Cell Migration in Endometriosis Responds to Omentum-Derived Molecular Cues Similar to Ovarian Cancer.

Endometriosis is common and poses significant morbidity of lasting impact to young, pre-menopausal women, while ovarian cancer is a lethal gynecologic condition. Both conditions need better treatment. The human omentum is an apron of adipose tissue in the abdominopelvic cavity, the same space in which endometriosis and ovarian cancer manifest. We aim to determine molecular cues emitted by the omentum that aid the trans-coelomic spread of endometriosis and ovarian cancer in the abdomen-pelvic/peritoneal space. Endometriosis and ovarian cancer patients were prospectively recruited. Primary cell cultures of surgically-resected omentum, endometriosis and ovarian cancer were generated, and conditioned media (CM) from the omentum was derived. They were used for in vitro assays to evaluate the effect of the omentum on cell migration, angiogenesis and proliferation in endometriosis and ovarian cancer.
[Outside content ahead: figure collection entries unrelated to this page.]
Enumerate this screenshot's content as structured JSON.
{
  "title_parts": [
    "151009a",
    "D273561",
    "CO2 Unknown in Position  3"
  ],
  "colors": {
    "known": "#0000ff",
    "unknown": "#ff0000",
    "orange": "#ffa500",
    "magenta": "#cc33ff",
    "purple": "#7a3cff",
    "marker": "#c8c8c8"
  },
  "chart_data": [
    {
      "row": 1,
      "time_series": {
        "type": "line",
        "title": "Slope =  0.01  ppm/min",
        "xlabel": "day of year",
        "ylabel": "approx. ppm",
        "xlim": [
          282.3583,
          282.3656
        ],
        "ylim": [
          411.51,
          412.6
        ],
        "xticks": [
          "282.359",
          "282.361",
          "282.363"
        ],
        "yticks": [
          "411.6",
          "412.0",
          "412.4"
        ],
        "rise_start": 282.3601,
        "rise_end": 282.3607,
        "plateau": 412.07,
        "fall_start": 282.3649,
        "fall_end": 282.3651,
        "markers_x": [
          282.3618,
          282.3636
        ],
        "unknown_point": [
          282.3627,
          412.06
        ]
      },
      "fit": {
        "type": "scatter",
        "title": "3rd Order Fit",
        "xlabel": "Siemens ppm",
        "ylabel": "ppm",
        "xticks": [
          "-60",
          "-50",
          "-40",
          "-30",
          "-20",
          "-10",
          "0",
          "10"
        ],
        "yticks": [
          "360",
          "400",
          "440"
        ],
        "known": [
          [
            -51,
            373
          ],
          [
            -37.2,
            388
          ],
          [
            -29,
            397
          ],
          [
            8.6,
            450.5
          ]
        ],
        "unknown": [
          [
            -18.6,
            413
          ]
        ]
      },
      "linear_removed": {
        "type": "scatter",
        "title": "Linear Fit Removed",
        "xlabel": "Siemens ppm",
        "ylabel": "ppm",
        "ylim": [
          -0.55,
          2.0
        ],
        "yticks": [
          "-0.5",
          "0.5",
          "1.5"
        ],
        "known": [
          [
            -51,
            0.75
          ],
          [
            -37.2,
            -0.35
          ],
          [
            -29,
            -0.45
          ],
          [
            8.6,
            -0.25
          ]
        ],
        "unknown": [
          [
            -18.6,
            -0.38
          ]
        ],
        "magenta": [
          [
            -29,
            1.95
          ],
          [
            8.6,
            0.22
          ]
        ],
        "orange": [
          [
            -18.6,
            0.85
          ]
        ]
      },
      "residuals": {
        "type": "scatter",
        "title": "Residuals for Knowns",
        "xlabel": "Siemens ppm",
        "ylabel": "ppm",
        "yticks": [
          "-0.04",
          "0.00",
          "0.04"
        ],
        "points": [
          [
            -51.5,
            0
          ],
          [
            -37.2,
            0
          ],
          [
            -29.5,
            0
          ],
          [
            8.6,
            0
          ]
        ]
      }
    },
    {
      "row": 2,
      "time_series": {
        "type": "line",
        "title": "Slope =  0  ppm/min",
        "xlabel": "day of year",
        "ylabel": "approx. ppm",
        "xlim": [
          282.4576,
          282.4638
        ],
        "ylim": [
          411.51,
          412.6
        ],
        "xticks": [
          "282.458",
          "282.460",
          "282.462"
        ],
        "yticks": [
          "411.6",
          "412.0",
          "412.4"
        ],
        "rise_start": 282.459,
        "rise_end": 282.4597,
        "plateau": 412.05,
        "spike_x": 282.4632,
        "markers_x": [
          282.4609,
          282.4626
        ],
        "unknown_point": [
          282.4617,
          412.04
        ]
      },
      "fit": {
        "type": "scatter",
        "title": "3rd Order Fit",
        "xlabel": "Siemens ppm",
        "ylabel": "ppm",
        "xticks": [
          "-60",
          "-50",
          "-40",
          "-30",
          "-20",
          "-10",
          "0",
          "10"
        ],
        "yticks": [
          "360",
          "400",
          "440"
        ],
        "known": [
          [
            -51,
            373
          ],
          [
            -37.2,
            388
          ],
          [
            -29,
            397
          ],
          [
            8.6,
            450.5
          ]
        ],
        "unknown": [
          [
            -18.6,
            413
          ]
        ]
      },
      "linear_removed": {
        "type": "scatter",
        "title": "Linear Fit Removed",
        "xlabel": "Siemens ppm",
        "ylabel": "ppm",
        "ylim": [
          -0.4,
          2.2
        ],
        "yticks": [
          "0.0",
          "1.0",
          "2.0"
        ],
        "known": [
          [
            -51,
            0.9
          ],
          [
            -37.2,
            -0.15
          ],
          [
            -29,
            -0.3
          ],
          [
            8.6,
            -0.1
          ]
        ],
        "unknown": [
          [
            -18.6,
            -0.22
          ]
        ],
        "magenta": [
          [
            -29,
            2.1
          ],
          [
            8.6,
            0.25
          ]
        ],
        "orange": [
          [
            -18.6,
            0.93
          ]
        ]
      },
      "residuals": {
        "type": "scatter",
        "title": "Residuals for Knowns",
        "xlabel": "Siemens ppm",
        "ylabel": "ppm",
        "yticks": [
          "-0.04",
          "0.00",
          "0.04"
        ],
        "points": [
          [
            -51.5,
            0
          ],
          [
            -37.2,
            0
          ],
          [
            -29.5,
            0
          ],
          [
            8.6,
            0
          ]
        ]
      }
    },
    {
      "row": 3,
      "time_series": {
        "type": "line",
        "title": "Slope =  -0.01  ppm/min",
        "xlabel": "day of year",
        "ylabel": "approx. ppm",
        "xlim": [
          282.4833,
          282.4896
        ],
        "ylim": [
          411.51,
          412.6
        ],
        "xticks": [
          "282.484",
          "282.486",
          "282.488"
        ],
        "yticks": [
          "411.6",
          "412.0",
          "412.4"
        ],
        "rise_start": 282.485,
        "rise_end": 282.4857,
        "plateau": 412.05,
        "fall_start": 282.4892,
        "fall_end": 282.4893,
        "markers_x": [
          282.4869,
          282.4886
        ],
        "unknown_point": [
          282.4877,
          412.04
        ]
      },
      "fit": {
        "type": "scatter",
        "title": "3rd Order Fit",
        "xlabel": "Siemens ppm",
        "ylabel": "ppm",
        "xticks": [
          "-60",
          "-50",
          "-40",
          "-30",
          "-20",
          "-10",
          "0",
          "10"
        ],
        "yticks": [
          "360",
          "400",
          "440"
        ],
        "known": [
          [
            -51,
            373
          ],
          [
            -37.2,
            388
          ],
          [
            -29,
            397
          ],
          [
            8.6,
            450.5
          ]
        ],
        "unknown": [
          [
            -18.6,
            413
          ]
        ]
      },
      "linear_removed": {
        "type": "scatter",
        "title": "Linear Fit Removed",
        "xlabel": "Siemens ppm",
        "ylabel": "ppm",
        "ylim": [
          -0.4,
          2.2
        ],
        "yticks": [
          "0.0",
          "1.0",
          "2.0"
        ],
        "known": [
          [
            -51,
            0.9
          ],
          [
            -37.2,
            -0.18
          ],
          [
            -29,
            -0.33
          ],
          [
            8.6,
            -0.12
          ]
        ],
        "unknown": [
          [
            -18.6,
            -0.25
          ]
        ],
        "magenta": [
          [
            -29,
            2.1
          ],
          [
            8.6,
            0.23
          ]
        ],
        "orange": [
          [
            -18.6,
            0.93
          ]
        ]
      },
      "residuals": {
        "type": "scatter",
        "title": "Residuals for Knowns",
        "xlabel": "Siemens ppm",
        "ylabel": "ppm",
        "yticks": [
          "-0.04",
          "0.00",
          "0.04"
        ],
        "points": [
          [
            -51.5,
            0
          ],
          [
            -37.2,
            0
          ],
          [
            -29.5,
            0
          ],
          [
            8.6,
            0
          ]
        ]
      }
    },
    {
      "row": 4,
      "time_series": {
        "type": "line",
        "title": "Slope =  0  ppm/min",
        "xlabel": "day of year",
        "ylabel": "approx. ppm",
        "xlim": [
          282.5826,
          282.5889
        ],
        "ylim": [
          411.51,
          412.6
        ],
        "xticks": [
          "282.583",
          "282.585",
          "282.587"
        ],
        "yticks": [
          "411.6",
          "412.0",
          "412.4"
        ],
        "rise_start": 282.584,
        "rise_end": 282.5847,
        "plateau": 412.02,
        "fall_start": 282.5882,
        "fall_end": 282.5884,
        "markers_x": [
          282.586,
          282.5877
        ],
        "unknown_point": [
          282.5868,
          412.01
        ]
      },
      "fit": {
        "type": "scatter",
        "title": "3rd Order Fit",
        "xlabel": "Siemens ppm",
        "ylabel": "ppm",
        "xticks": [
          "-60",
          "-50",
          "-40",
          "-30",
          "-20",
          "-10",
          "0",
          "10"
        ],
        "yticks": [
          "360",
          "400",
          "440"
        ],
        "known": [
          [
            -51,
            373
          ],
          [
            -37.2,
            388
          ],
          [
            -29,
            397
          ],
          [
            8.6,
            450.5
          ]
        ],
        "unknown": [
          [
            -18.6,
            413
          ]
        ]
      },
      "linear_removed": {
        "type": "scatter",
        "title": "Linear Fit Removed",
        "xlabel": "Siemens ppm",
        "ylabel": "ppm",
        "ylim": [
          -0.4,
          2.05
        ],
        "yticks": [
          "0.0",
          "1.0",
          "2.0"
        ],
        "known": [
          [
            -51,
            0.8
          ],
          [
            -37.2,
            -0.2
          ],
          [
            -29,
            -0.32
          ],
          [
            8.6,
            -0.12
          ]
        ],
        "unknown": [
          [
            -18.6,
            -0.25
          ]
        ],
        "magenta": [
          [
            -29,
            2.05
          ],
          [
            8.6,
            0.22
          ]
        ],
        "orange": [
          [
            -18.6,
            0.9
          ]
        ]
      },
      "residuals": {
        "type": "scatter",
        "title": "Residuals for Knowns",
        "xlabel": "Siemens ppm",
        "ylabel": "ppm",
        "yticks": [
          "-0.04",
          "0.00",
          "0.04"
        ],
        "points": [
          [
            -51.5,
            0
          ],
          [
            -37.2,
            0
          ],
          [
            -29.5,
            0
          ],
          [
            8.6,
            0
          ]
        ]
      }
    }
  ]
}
Omental CM promoted cell migration in primary cultures of endometriosis and ovarian cancer. Omental CM contained high levels of HGF, SDF-1a, MCP-1, VEGF-A, IL-6 and IL-8. The observed cell migration was blocked by c-MET inhibition, suggesting that HGF/c-MET signaling mediates cell migration in endometriosis and ovarian cancer. Furthermore, PTTG1 was consistently upregulated in the migrated cells in both endometriosis and ovarian cancer. The omentum provides a favorable environment for trans-coelomic spread of endometriosis and ovarian cancer. HGF, c-MET and PTTG1 are potential therapeutic targets for inhibiting the abdomen-pelvic/peritoneal spread of endometriosis and ovarian cancer.